ECLI:NL:RBDHA:2021:8211
Rechtbank Den Haag
- Eerste aanleg - enkelvoudig
- Rechtspraak.nl
Afwijzing verzoek voorlopige voorziening asielaanvraag
In deze zaak heeft de voorzieningenrechter van de Rechtbank Den Haag op 15 juli 2021 uitspraak gedaan in een verzoek om voorlopige voorziening in het kader van een asielaanvraag. De verzoeker, vertegenwoordigd door zijn gemachtigde mr. J.J. Bronsveld, had beroep ingesteld tegen een besluit van de staatssecretaris van Justitie en Veiligheid, waarin de asielaanvraag van verzoeker niet in behandeling was genomen. De zitting vond plaats in Middelburg, waar de verzoeker en zijn gemachtigde niet verschenen, maar de staatssecretaris was vertegenwoordigd door mr. H.J. Metselaar.

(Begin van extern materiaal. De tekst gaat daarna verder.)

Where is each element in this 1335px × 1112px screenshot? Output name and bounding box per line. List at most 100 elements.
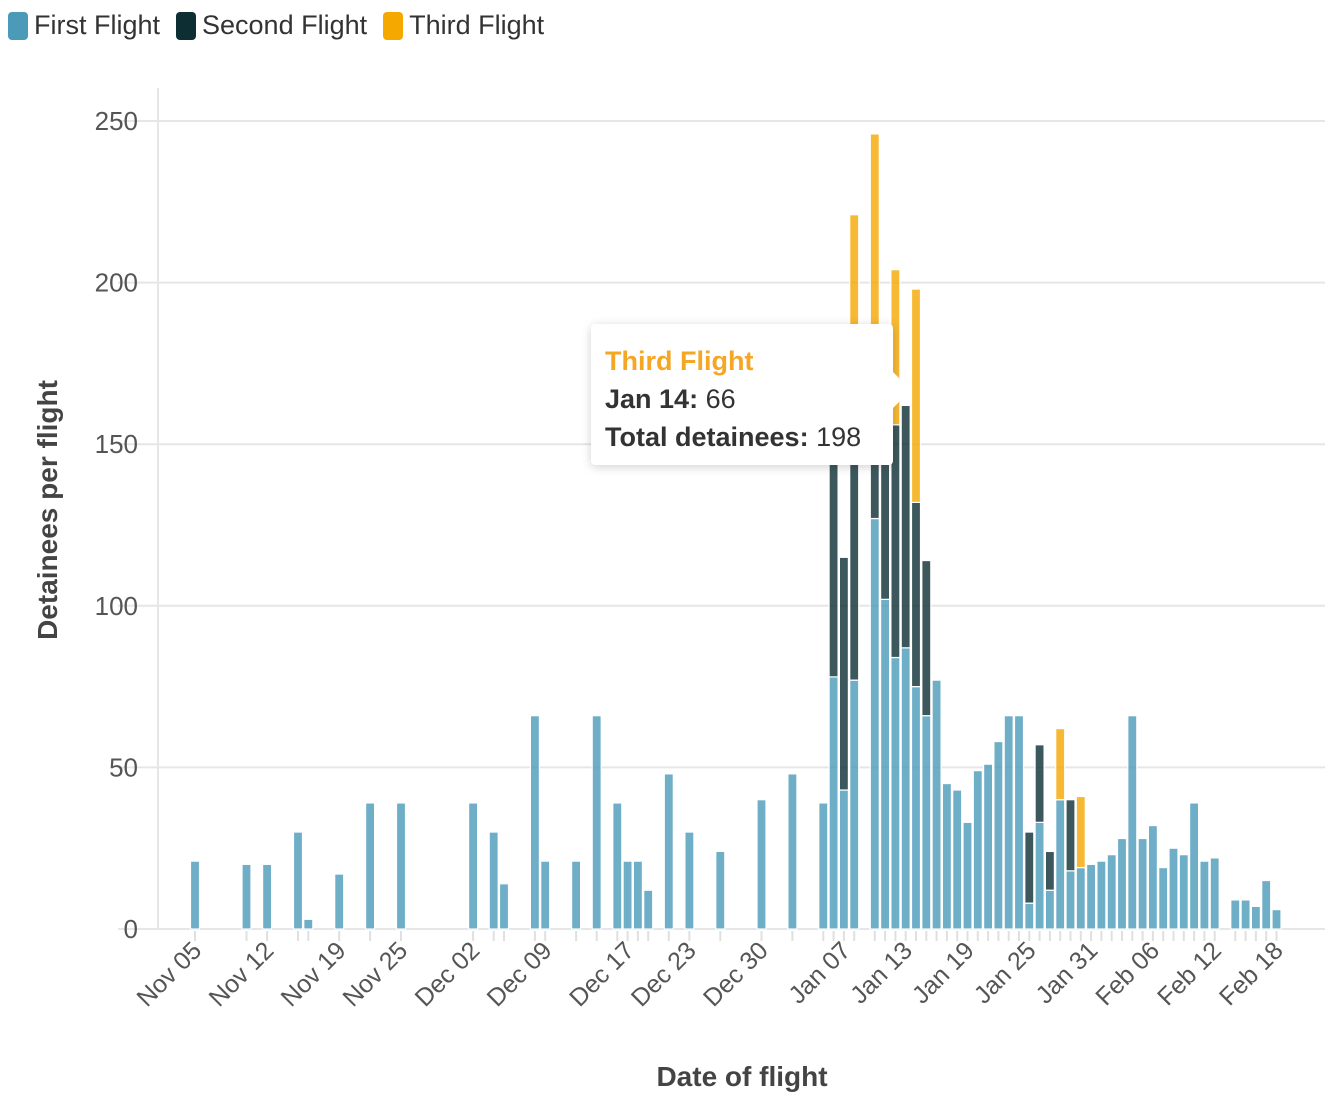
bar-first-flight[interactable] (900, 647, 911, 930)
bar-first-flight[interactable] (303, 918, 314, 930)
bar-first-flight[interactable] (1116, 837, 1128, 930)
bar-first-flight[interactable] (818, 802, 829, 930)
bar-first-flight[interactable] (1106, 854, 1117, 930)
legend-item-first-flight[interactable]: First Flight (8, 10, 160, 41)
bar-first-flight[interactable] (570, 860, 582, 930)
bar-first-flight[interactable] (663, 773, 674, 930)
bar-second-flight[interactable] (921, 559, 932, 717)
legend-label: Third Flight (409, 10, 545, 40)
bar-second-flight[interactable] (900, 404, 911, 649)
bar-first-flight[interactable] (1178, 854, 1189, 930)
bar-first-flight[interactable] (879, 598, 891, 930)
x-tick-label: Feb 06 (1090, 936, 1165, 1011)
bar-first-flight[interactable] (591, 715, 602, 930)
legend-item-third-flight[interactable]: Third Flight (383, 10, 544, 41)
legend-swatch-first (8, 11, 28, 40)
bar-third-flight[interactable] (1075, 795, 1086, 869)
bar-first-flight[interactable] (849, 679, 860, 930)
bar-first-flight[interactable] (982, 763, 994, 930)
bar-first-flight[interactable] (890, 656, 901, 930)
bar-first-flight[interactable] (1096, 860, 1107, 930)
bar-first-flight[interactable] (684, 831, 695, 930)
tooltip-value-row: Jan 14: 66 (605, 384, 736, 414)
bar-first-flight[interactable] (756, 799, 767, 930)
bar-first-flight[interactable] (540, 860, 551, 930)
x-tick-label: Dec 02 (410, 936, 486, 1012)
legend-label: First Flight (34, 10, 161, 40)
bar-first-flight[interactable] (972, 770, 983, 930)
bar-first-flight[interactable] (1003, 715, 1014, 930)
bar-first-flight[interactable] (292, 831, 304, 930)
bar-first-flight[interactable] (632, 860, 644, 930)
bar-first-flight[interactable] (189, 860, 201, 930)
bar-first-flight[interactable] (395, 802, 407, 930)
bar-first-flight[interactable] (241, 863, 252, 930)
bar-first-flight[interactable] (787, 773, 798, 930)
x-tick-label: Feb 18 (1214, 936, 1289, 1011)
bar-first-flight[interactable] (498, 883, 510, 930)
legend-item-second-flight[interactable]: Second Flight (176, 10, 367, 41)
bar-first-flight[interactable] (910, 685, 922, 930)
legend: First Flight Second Flight Third Flight (8, 10, 544, 41)
bar-first-flight[interactable] (612, 802, 623, 930)
bar-second-flight[interactable] (828, 443, 839, 678)
bar-first-flight[interactable] (334, 873, 345, 930)
bar-first-flight[interactable] (1230, 899, 1241, 930)
bar-first-flight[interactable] (828, 676, 839, 930)
bar-first-flight[interactable] (1261, 879, 1272, 930)
bar-first-flight[interactable] (1188, 802, 1200, 930)
bar-first-flight[interactable] (869, 517, 880, 930)
bar-first-flight[interactable] (365, 802, 376, 930)
bar-second-flight[interactable] (1034, 744, 1045, 823)
bar-first-flight[interactable] (993, 740, 1004, 930)
bar-second-flight[interactable] (1024, 831, 1035, 904)
bar-first-flight[interactable] (1271, 909, 1282, 930)
bar-first-flight[interactable] (1240, 899, 1251, 930)
bar-third-flight[interactable] (910, 288, 922, 503)
bar-first-flight[interactable] (962, 821, 973, 930)
bar-first-flight[interactable] (468, 802, 479, 930)
legend-swatch-second (176, 11, 197, 40)
tooltip-total-row: Total detainees: 198 (605, 422, 862, 452)
bar-first-flight[interactable] (1158, 866, 1169, 930)
bar-first-flight[interactable] (1024, 902, 1035, 930)
bar-third-flight[interactable] (1055, 728, 1066, 801)
bar-first-flight[interactable] (1147, 824, 1159, 930)
bar-first-flight[interactable] (1065, 870, 1076, 930)
bar-first-flight[interactable] (1075, 866, 1086, 930)
bar-first-flight[interactable] (1085, 863, 1097, 930)
bar-first-flight[interactable] (529, 715, 541, 930)
bar-first-flight[interactable] (1209, 857, 1220, 930)
bar-first-flight[interactable] (715, 850, 726, 930)
bar-first-flight[interactable] (1199, 860, 1210, 930)
bar-first-flight[interactable] (921, 715, 932, 930)
bar-second-flight[interactable] (910, 501, 922, 688)
bar-first-flight[interactable] (1250, 905, 1262, 930)
tooltip-value: 66 (705, 384, 736, 414)
x-tick-label: Nov 12 (204, 936, 280, 1012)
x-tick-label: Feb 12 (1152, 936, 1227, 1011)
bar-first-flight[interactable] (1013, 715, 1025, 930)
y-tick-label: 150 (95, 429, 138, 459)
bar-first-flight[interactable] (488, 831, 499, 930)
bar-first-flight[interactable] (1127, 715, 1138, 930)
bar-first-flight[interactable] (1168, 847, 1179, 930)
bar-first-flight[interactable] (262, 863, 273, 930)
bar-first-flight[interactable] (931, 679, 942, 930)
bar-first-flight[interactable] (941, 782, 953, 930)
x-tick-label: Jan 25 (969, 936, 1042, 1009)
x-tick-label: Jan 31 (1030, 936, 1103, 1009)
bar-first-flight[interactable] (1055, 799, 1066, 930)
bar-second-flight[interactable] (838, 556, 850, 791)
bar-first-flight[interactable] (1044, 889, 1056, 930)
bar-first-flight[interactable] (1034, 821, 1045, 930)
bar-first-flight[interactable] (643, 889, 654, 930)
bar-second-flight[interactable] (1065, 799, 1076, 872)
y-tick-label: 100 (95, 591, 138, 621)
bar-first-flight[interactable] (1137, 837, 1148, 930)
bar-first-flight[interactable] (838, 789, 850, 930)
bar-first-flight[interactable] (622, 860, 633, 930)
bar-second-flight[interactable] (1044, 850, 1056, 891)
bar-first-flight[interactable] (952, 789, 963, 930)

De voorzieningenrechter heeft het verzoek om voorlopige voorziening behandeld samen met een andere zaak (NL21.7586) en heeft na de zitting onmiddellijk uitspraak gedaan. De voorzieningenrechter heeft het verzoek om voorlopige voorziening afgewezen, onder verwijzing naar de uitspraak in de andere zaak, waarin ook op het beroep is beslist. De voorzieningenrechter oordeelde dat er geen aanleiding was voor een proceskostenveroordeling.
De uitspraak is openbaar uitgesproken en er staat geen hoger beroep of verzet open tegen deze beslissing. De uitspraak is bekendgemaakt op 15 juli 2021, en de betrokken partijen zijn op de hoogte gesteld van de beslissing.